Several of the observed changes in EEG measures were tied to clinical improvements. For example, participants who showed greater increases in the theta/beta ratio also demonstrated larger gains in cognitive inhibition, a form of executive control. Similarly, those with more pronounced decreases in peak alpha frequency experienced greater reductions in post-traumatic stress symptoms, particularly in the arousal and reactivity domain.
“A single treatment led to large and lasting improvements in symptoms like PTSD, anxiety, and difficulties with thinking,” Lissemore told PsyPost. “Brain recordings (EEG) showed that these improvements were accompanied by changes in brain activity – ibogaine shifted brain activity toward slower, calmer rhythms and made brain signals more predictable. These changes suggest that ibogaine may help the brain move into a more stable state that is potentially less reactive to stress – something especially important for recovery from TBI and PTSD.”
At baseline, individuals with lower peak alpha frequency and lower neural complexity were more likely to benefit from treatment. These findings suggest that EEG patterns recorded before treatment might help predict who is most likely to respond to ibogaine.

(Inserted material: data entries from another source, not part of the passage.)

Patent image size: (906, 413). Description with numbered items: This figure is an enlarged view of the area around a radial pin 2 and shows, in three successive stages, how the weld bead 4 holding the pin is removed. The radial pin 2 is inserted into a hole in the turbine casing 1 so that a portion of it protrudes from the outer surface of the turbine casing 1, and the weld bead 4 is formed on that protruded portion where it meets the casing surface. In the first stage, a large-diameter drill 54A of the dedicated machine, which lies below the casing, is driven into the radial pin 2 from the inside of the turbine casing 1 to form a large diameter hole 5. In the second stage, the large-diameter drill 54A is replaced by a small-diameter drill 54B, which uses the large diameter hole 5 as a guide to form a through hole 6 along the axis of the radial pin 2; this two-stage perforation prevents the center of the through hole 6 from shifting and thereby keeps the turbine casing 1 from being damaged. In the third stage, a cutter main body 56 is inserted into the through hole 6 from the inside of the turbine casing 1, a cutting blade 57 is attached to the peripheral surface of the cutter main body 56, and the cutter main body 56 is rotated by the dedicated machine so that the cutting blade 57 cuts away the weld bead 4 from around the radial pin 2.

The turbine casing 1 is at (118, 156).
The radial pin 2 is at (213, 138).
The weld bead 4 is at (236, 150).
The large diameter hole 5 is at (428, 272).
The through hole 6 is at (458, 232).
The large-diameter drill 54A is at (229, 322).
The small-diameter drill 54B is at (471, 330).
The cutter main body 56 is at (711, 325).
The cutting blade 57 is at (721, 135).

The authors note that slower brain rhythms, especially in the theta range, have been linked in previous studies to neuroplasticity and long-term learning. It is possible that the observed increase in theta power after ibogaine reflects a brain state more conducive to change, especially in people recovering from trauma.

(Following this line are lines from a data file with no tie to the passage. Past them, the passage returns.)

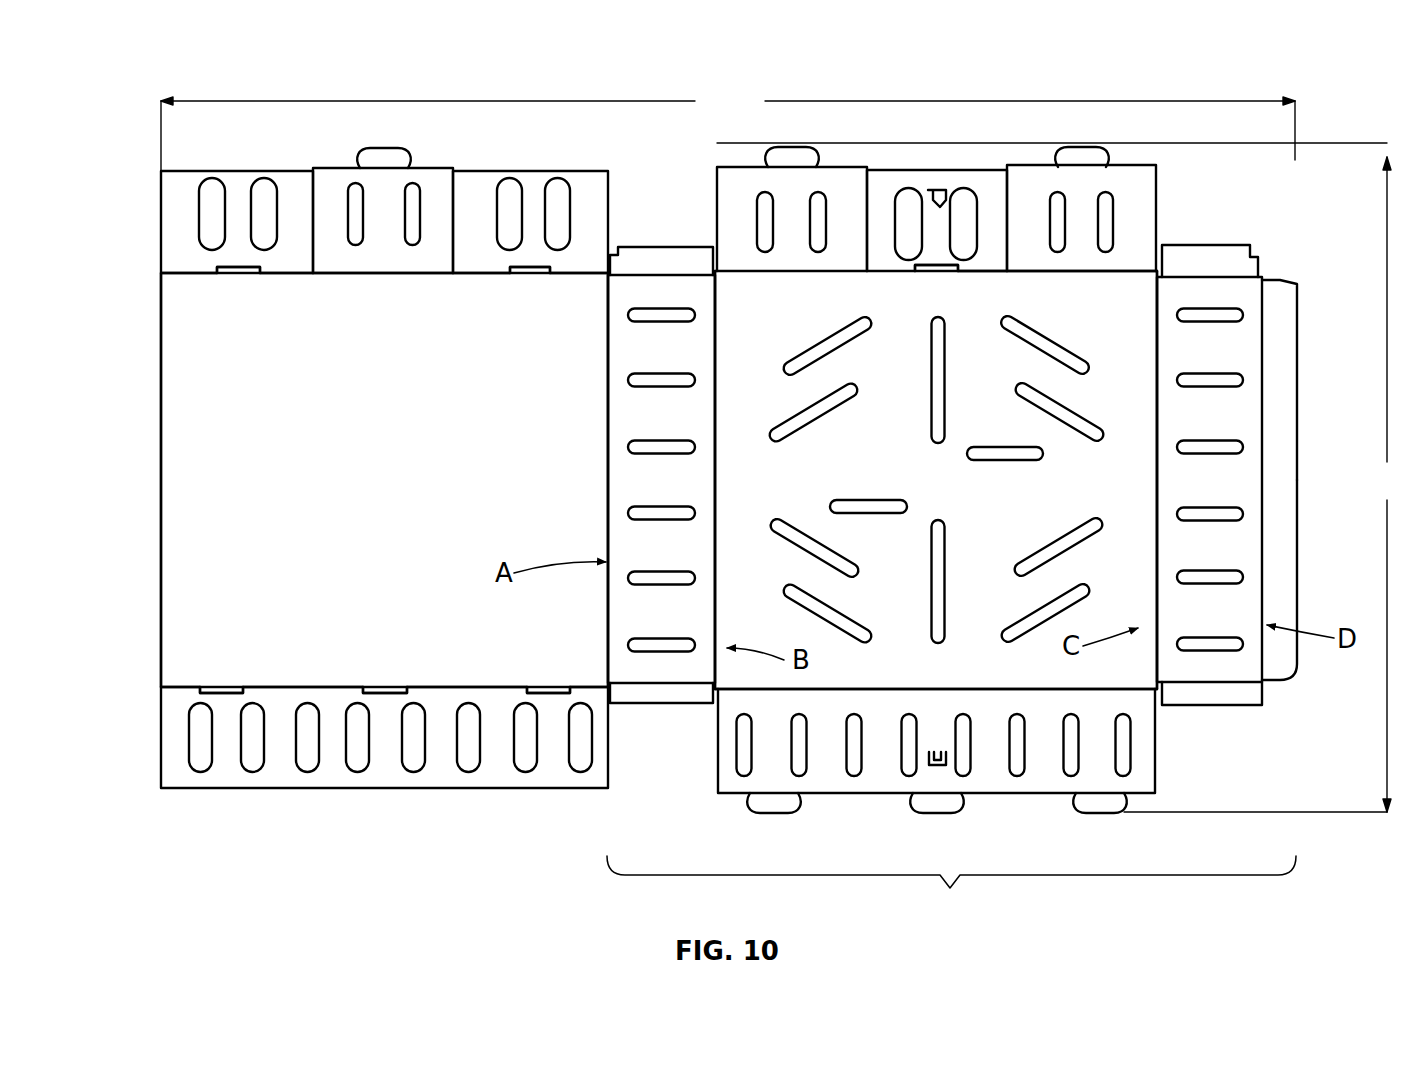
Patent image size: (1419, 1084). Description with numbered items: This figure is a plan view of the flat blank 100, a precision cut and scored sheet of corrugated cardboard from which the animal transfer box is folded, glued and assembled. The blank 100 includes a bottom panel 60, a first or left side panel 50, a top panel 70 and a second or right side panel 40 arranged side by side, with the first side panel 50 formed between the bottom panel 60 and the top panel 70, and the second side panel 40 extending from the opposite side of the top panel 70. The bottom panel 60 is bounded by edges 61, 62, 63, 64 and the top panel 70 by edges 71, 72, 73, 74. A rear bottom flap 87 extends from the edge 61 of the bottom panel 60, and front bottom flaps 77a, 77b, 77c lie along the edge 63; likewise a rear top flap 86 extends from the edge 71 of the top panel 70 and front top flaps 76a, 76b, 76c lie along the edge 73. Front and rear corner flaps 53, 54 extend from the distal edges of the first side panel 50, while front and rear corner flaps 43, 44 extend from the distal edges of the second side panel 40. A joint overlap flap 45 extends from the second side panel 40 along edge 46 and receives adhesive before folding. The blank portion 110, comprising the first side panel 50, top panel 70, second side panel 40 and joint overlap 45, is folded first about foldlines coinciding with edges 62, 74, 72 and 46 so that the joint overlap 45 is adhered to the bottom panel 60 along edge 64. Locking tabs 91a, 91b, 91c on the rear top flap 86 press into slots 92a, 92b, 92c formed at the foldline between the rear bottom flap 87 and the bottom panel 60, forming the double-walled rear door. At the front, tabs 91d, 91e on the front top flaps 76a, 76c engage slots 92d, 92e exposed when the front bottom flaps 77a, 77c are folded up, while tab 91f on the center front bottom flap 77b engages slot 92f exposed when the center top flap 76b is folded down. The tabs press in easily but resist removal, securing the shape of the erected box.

The blank 100 is at (192, 836).
The blank portion 110 is at (951, 890).
The second side panel 40 is at (1209, 479).
The front corner flap 43 is at (1240, 262).
The rear corner flap 44 is at (1222, 700).
The joint overlap panel 45 is at (1283, 570).
The edge 46 is at (1265, 354).
The first side panel 50 is at (661, 479).
The front corner flap 53 is at (668, 262).
The rear corner flap 54 is at (655, 693).
The bottom panel 60 is at (384, 480).
The edge 61 is at (450, 688).
The edge 62 is at (608, 497).
The edge 63 is at (425, 276).
The edge 64 is at (162, 496).
The top panel 70 is at (936, 480).
The edge 71 is at (985, 688).
The edge 72 is at (718, 497).
The edge 73 is at (1112, 275).
The edge 74 is at (1157, 497).
The front top flap 76a is at (735, 184).
The front top flap 76b is at (885, 197).
The front top flap 76c is at (1130, 205).
The front bottom flap 77a is at (582, 197).
The front bottom flap 77b is at (336, 193).
The front bottom flap 77c is at (172, 223).
The rear top flap 86 is at (1045, 765).
The rear bottom flap 87 is at (550, 765).
The locking tab 91a is at (772, 806).
The locking tab 91b is at (935, 806).
The locking tab 91c is at (1100, 806).
The locking tab 91d is at (1083, 160).
The locking tab 91e is at (795, 160).
The locking tab 91f is at (385, 153).
The slot 92a is at (555, 690).
The slot 92b is at (382, 690).
The slot 92c is at (220, 690).
The slot 92d is at (240, 274).
The slot 92e is at (527, 276).
The slot 92f is at (940, 276).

“Clinically, the extent of improvement in symptoms after ibogaine treatment was surprising,” Lissemore said. “Neurobiologically, the changes in brain function that we saw after a single treatment with ibogaine were a lot like the changes we see in the brain after long-term meditation practice.”
Although the results are promising, it is important to note that the study was not a randomized controlled trial. All participants received the same treatment, and there was no placebo group for comparison. This makes it difficult to rule out the influence of expectancy, coaching, or other factors unrelated to the pharmacological effects of ibogaine. The sample was also highly specific—male Special Operations veterans with high TBI exposure—and may not generalize to broader clinical populations. Still, the magnitude and persistence of the observed brain and behavioral changes provide a strong rationale for follow-up trials using more rigorous designs.
“The results need to be confirmed in larger, controlled trials,” Lissemore said. “That said, this is the first study to show how ibogaine affects brain activity in humans, and it provides an important first step toward developing magnesium-ibogaine as a potential treatment for veterans with traumatic brain injury.”
“While not yet ready for routine use, these findings offer a potential new path forward for treating complex post-TBI symptoms in veterans, particularly when other therapies have failed. The results may encourage federal physicians to support further research and consider enrollment of patients into future clinical trials.”
“Ibogaine is a powerful compound that should not be used outside of medically supervised settings,” Lissemore added. “Clinicians should view these findings as promising early evidence that a therapeutic shift in brain state may be achievable in a single ibogaine session, but further research and regulatory steps are needed before clinical use.”
The study, “Magnesium–ibogaine therapy effects on cortical oscillations and neural complexity in veterans with traumatic brain injury,” was authored by Jennifer I. Lissemore, Anna Chaiken, Kirsten N. Cherian, Derrick Buchanan, Flint Espil, Jackob N. Keynan, Malvika Sridhar, Camarin E. Rolle, Manish Saggar, Corey J. Keller, and Nolan R. Williams.